We are sorry to have to break the news to you, but the odor that you name “chlorine” at the swimming pool is not, in reality, coming from the disinfectant that is called chlorine.
In point of fact, you should probably get out of the pool totally if it stinks too strongly of “chlorine,” since this is the consequence of something called “chloramines.”
Although chlorinated water may have a minor chemical odor that is detectable in pools without proper ventilation, this odor is not caused by chlorine. But chloramines, which form when chlorine combines with ammonia in swimmers’ perspiration, body oils, and urine, and may pose a health risk.
The stronger the smell, the dirtier the water is. Sorry folks. Public pools are basically giant toilets.
Monochloramine, dichloramine, and trichloramine are all derived from ammonia by substituting chlorine for one, two, or three of the hydrogen ions.
The first is a disinfectant that is occasionally added to swimming pools, while the second and third are what you have been referring to as the “chlorine smell,” as stated by the American Chemistry Council.

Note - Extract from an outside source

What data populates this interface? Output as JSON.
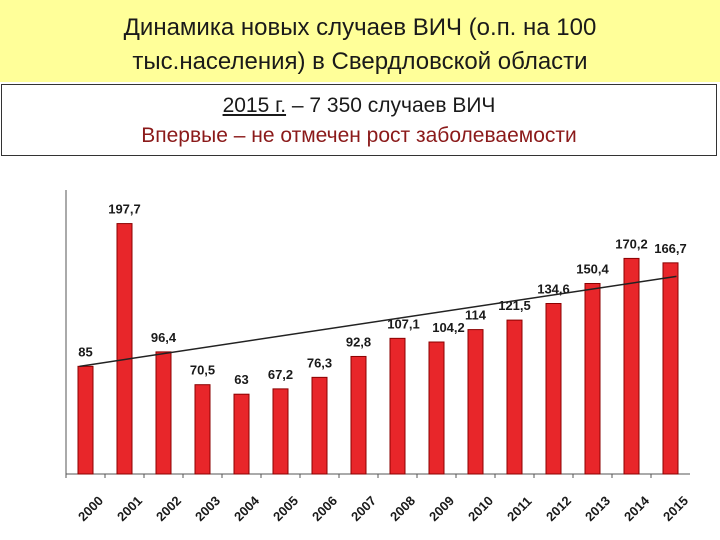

In point of fact, the fouler the odor coming from the pool, the less free chlorine there is in the water, which indicates that it is time to add more chlorine to the pool in order to properly disinfect it.
“It is good advice,” the Water Quality & Health Council explains, “to stay out of the water when a strong chemical smell pervades the air around any type of pool, indoor or outdoor.”
“It is true that the more urine there is to combine with chlorine, the higher the level of unwanted, smelly chloramines in the pool,” the Water Quality & Health Council continues. “Following that thread, if chlorine is combining chemically with contaminants like urine, then it is not available to destroy germs in the pool that can make swimmers sick with diarrhea, swimmer’s ear and various skin infections.”
The question is, how much oil, perspiration, and urine are all of us seeping into the pools? One group of scientists from the University of Alberta has made an effort to estimate sweat and oil, but they have been successful in their attempt to estimate urine.
The researchers was able to determine that out of a normal commercial swimming pool that is 832,700 liters in size (220,000 gallons), pee makes up around 75.7 liters (20 gallons) of the total volume. This was done by analyzing the amount of artificial sweeteners that travel through the body and into the urine.
If you swim in a standard home pool and assume that your family has the same willingness to urinate in their own pool as they do in public pools, then you are swimming in around 7.6 liters (2 gallons) of urine at any one time. It makes perfect sense why it has such a distinct “chlorine” odor.